PhotoShop is the gold standard. I use a less expensive program called Paint Shop Pro. Photo editing has taken me a long time to learn. I'm sure people who do this kind of work for a living can tweak photos like yours in no time flat. 

I've looked at Gimp and know some people really like it, but I used PSP before Gimp was made and am reasonably comfortable with it. I don't want to change horses without a good reason.

What I did to your photo was pretty basic. I did three things -- 1. made the photo brighter overall, 2. increased the contrast so the blacks are blacker and the whites are whiter, and 3. increased the saturation so the colors a bit more intense. 

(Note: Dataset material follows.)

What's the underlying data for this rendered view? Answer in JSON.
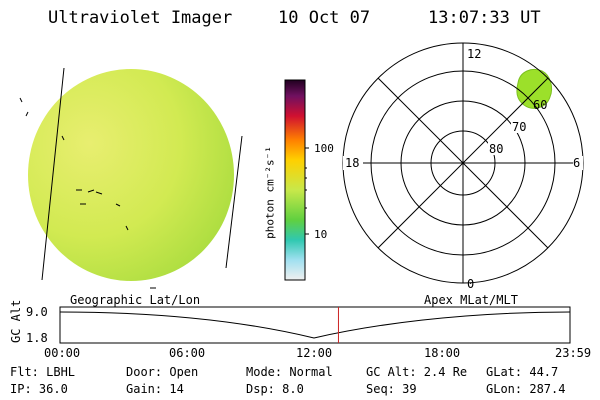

There's only so much a person can do with photo editing. What I wanted to do, but couldn't, was make the front of the soap appear brighter without washing out the background or making the black printing on your packaging appear more greyish. That is something more easily fixed when taking the photo rather than afterward. The solution is to add more light to the front of your subject. You don't want a lot of glare off your shiny packaging, but it would work better if the front of the lavender soap is brighter in comparison with the background.

Here is a thread about product photography that you might find helpful: 
http://www.soapmakingforum.com/showthread.php?t=33252


----------



## SoapyGoats (Oct 25, 2013)

I like it! The black looks very nice. Love how you wrap them! Just one thing; I'ld try keep the soap pictures all the same size...


----------